Marinaccio braucht nicht zu fürchten, mit seinem Bekenntnis ins gesellschaftliche Abseits zu geraten, denn im Grunde sind es die heutigen Werte der amerikanischen Gesellschaft, die er über das Vehikel "Star Trek" seiner Leserschaft präsentiert. Seine guten Ratschläge unterscheiden sich nicht von denen, die man am Tresen irgendeines gottverlassenen Interstate-Drive-Ins von seinem redseligen Nachbarn über sich ergehen lassen muß. Hier ein kurzer Auszug seiner sicherlich nicht zufällig an den Anfang gestellten Positionsbestimmung:

* Jede Person oder Spezies, egal wie fremd sie ist, hat ein Recht darauf, so zu leben, wie es ihr gefällt (solange sie nicht die Galaxis zu erobern versucht, Artgenossen verspeist oder auf ähnliche Weise frevelt).
* Ein jeder hat in seinem Leben eine Rolle auszufüllen. Sulu ist Steuermann. Uhura ist Kommunikationsoffizierin. Wer seine Arbeit gut macht, trägt zum Gelingen des gemeinsamen Unternehmens bei.
* Enge Freunde wachsen zu einer Familie zusammen, und die Familie ist der wahre Mittelpunkt des Universums.
* Schließe jede Episode mit einem Lächeln ab.

In der ein oder anderen Variation trifft der Leser immer wieder auf jenen Konservatismus, der keineswegs star-trek-spezifisch ist, sondern schlicht allgemeingültige amerikanische Moralvorstellungen reflektiert. Die Familie steht nach wie vor im Zentrum. Mag die Scheidungsrate amerikanischer Ehen steigen, wie sie will, die Menschen setzen mehr denn je auf offensichtlich nicht erfüllbare Idealvorstellungen von trautem Heim und Glück in der Familie. Das Lächeln am Ende jeder Episode gefriert im wirklichen Leben zu einem Ritual des sozialen Rühr-mich-nicht- ans, denn nur im Film gibt es einen Aus-Schalter. Im Unterschied zu einer TV-Serie, in der die Helden nach einer Woche Abstand für schlappe 45 Minuten miteinander auskommen müssen und jede Unattraktivität ihres durch lange Reiseperioden eigentlich öden Weltraumlebens mit einem kurzen Schnitt ausgeblendet wird, sitzt einem nach Abschluß jeder "Episode" des wirklichen Lebens der Partner weiterhin gegenüber. Ob nach einem Streit oder nach einem genußvollen Konsumereignis, der Familienalltag holt einen unweigerlich ein. Wie leicht ist es da, sich aus den Highlights von Kirks Abenteuern Verhaltensregeln abzuleiten, wo doch der Zuschauer mit die Unattraktivität des All-Tags gar nicht erst konfrontiert wird.
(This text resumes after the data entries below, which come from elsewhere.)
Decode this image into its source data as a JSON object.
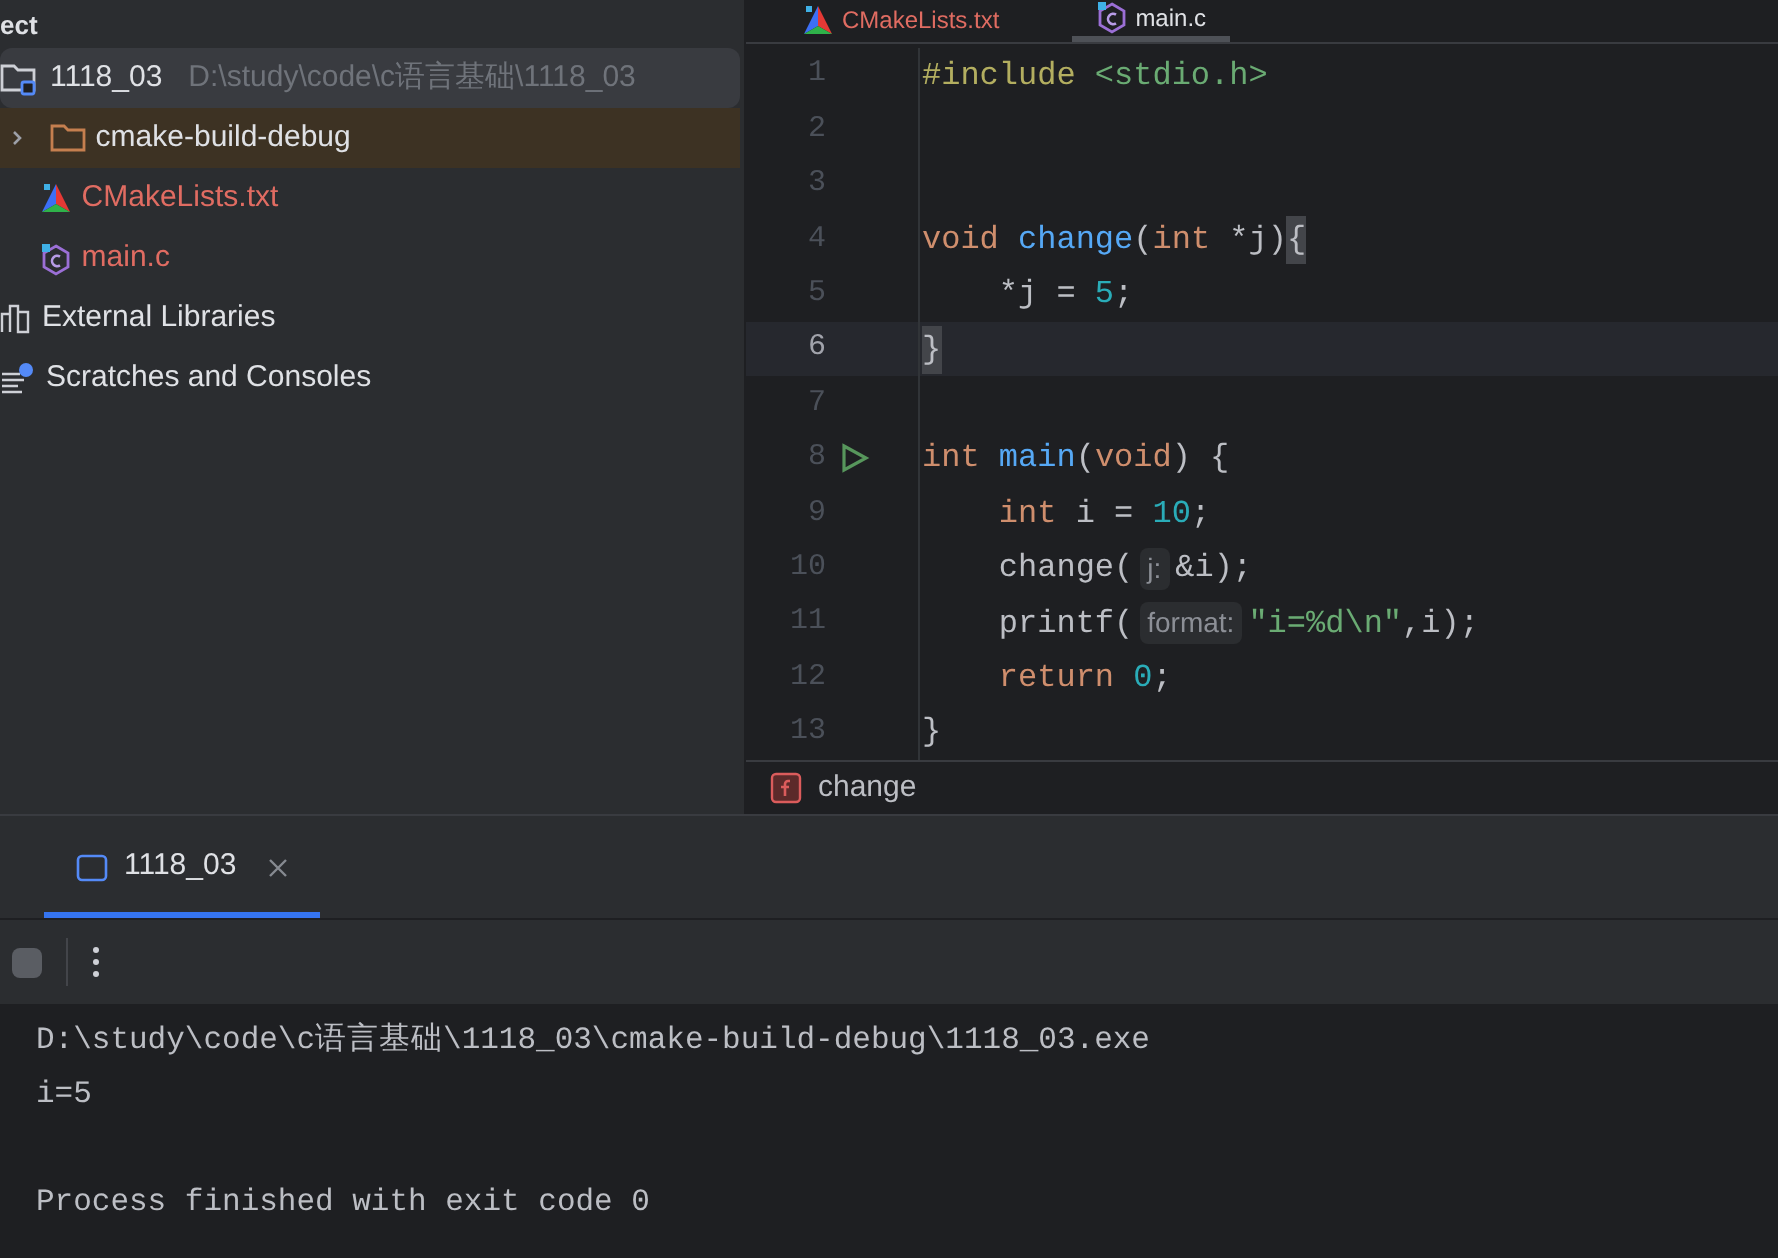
{
  "project_panel": {
    "title": "ect",
    "tree": [
      {
        "name": "1118_03",
        "path": "D:\\study\\code\\c语言基础\\1118_03",
        "kind": "project",
        "selected": true,
        "children": [
          {
            "name": "cmake-build-debug",
            "kind": "excluded_folder",
            "expanded": false,
            "selected": false,
            "untracked": false
          },
          {
            "name": "CMakeLists.txt",
            "kind": "cmake",
            "selected": false,
            "untracked": true
          },
          {
            "name": "main.c",
            "kind": "c",
            "selected": false,
            "untracked": true
          }
        ]
      },
      {
        "name": "External Libraries",
        "kind": "libraries",
        "selected": false
      },
      {
        "name": "Scratches and Consoles",
        "kind": "scratches",
        "selected": false
      }
    ]
  },
  "editor": {
    "tabs": [
      {
        "label": "CMakeLists.txt",
        "kind": "cmake",
        "selected": false
      },
      {
        "label": "main.c",
        "kind": "c",
        "selected": true
      }
    ],
    "lines": [
      {
        "number": "1",
        "current": false,
        "run_marker": false,
        "tokens": [
          {
            "text": "#include",
            "kind": "macro"
          },
          {
            "text": " <stdio.h>",
            "kind": "string"
          }
        ]
      },
      {
        "number": "2",
        "current": false,
        "run_marker": false
      },
      {
        "number": "3",
        "current": false,
        "run_marker": false
      },
      {
        "number": "4",
        "current": false,
        "run_marker": false,
        "tokens": [
          {
            "text": "void",
            "kind": "keyword"
          },
          {
            "text": " change",
            "kind": "function"
          },
          {
            "text": "(",
            "kind": "plain"
          },
          {
            "text": "int",
            "kind": "keyword"
          },
          {
            "text": " *j)",
            "kind": "plain"
          },
          {
            "text": "{",
            "kind": "brace_match"
          }
        ]
      },
      {
        "number": "5",
        "current": false,
        "run_marker": false,
        "tokens": [
          {
            "text": "    *j = ",
            "kind": "plain"
          },
          {
            "text": "5",
            "kind": "number"
          },
          {
            "text": ";",
            "kind": "plain"
          }
        ]
      },
      {
        "number": "6",
        "current": true,
        "run_marker": false,
        "tokens": [
          {
            "text": "}",
            "kind": "brace_match"
          }
        ]
      },
      {
        "number": "7",
        "current": false,
        "run_marker": false
      },
      {
        "number": "8",
        "current": false,
        "run_marker": true,
        "tokens": [
          {
            "text": "int",
            "kind": "keyword"
          },
          {
            "text": " main",
            "kind": "function"
          },
          {
            "text": "(",
            "kind": "plain"
          },
          {
            "text": "void",
            "kind": "keyword"
          },
          {
            "text": ") {",
            "kind": "plain"
          }
        ]
      },
      {
        "number": "9",
        "current": false,
        "run_marker": false,
        "tokens": [
          {
            "text": "    int",
            "kind": "keyword"
          },
          {
            "text": " i = ",
            "kind": "plain"
          },
          {
            "text": "10",
            "kind": "number"
          },
          {
            "text": ";",
            "kind": "plain"
          }
        ]
      },
      {
        "number": "10",
        "current": false,
        "run_marker": false,
        "tokens": [
          {
            "text": "    change(",
            "kind": "plain"
          },
          {
            "text": "j:",
            "kind": "hint"
          },
          {
            "text": "&i);",
            "kind": "plain"
          }
        ]
      },
      {
        "number": "11",
        "current": false,
        "run_marker": false,
        "tokens": [
          {
            "text": "    printf(",
            "kind": "plain"
          },
          {
            "text": "format:",
            "kind": "hint"
          },
          {
            "text": "\"i=%d\\n\"",
            "kind": "string"
          },
          {
            "text": ",i);",
            "kind": "plain"
          }
        ]
      },
      {
        "number": "12",
        "current": false,
        "run_marker": false,
        "tokens": [
          {
            "text": "    return",
            "kind": "keyword"
          },
          {
            "text": " 0",
            "kind": "number"
          },
          {
            "text": ";",
            "kind": "plain"
          }
        ]
      },
      {
        "number": "13",
        "current": false,
        "run_marker": false,
        "tokens": [
          {
            "text": "}",
            "kind": "plain"
          }
        ]
      }
    ],
    "breadcrumb": {
      "kind": "function",
      "label": "change"
    }
  },
  "run_panel": {
    "tabs": [
      {
        "label": "1118_03",
        "selected": true
      }
    ],
    "stop_disabled": true,
    "output": [
      "D:\\study\\code\\c语言基础\\1118_03\\cmake-build-debug\\1118_03.exe",
      "i=5"
    ],
    "exit_message": "Process finished with exit code 0"
  }
}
An welcher Stelle auch immer der Autor einen Anknüpfungspunkt in der TV-Serie findet, der zutiefst seine Vorstellung darüber bestätigt, wie man sein Leben zu führen habe, nimmt er dies als Beispiel, um den Lesern Ratschläge zur richtigen Lebensführung zu erteilen. Daß sich diese oftmals kaum von frommen Kalenderweisheiten unterscheiden, liegt wohl weniger an Star Trek, als vielmehr an seiner katholischen Erziehung durch Elternhaus und Schule: "Verhalte dich so, wie du es von anderen erwartest" ist eine seiner vermeintlichen Weisheiten. Oder auf eines der vielen Beispiele aus dem Berufsalltag des Autors gebracht:

Ein Personalchef, der unterschiedlichste Charaktere unter einen Hut zu bringen hat, tut gut daran, wie Captain Kirk zu verfahren. Er sollte versuchen, seine Angestellten kennenzulernen, ihre Stärken und Schwächen in Erfahrung zu bringen, denn nur diese lassen sich managen. Gelingt es ihm, kann er sich eine andere Aufgabe vornehmen: die Mitarbeiter so zu behandeln, wie er von ihnen behandelt werden möchte. (S. 69)

Freundschaft und Familie, Respekt und Toleranz - die Frage, ob er diese Werte nun aus "Star Trek" übernommen oder ob die Serie nicht einfach gesellschaftliche Werte aufbereitet und konsumgerecht auf den Bildschirm gebracht hat, ist wie die Frage nach der Henne und dem Ei. Es ist müßig, darüber zu philosophieren, was zuerst da war. Unverkennbar bleibt indes, daß es Marinaccio um die Bestätigung seiner Weltanschauung geht, die sich nicht von der Millionen anderer Amerikaner unterscheidet. So wird die gesellschaftliche Paßförmigkeit als hehres Ziel erkoren: "Jeder hat seine Rolle zu spielen", und im Rahmen dieser Rolle vertritt man dann als Durchschnittsamerikaner seine vermeintlich individuelle Ansichten. So weist der Autor daraufhin, daß man auf der Enterprise weder Hunde noch Katzen hatte, und spekuliert dazu, daß die Crew wahrscheinlich ähnliche Vorbehalte gegen Haustiere habe wie er.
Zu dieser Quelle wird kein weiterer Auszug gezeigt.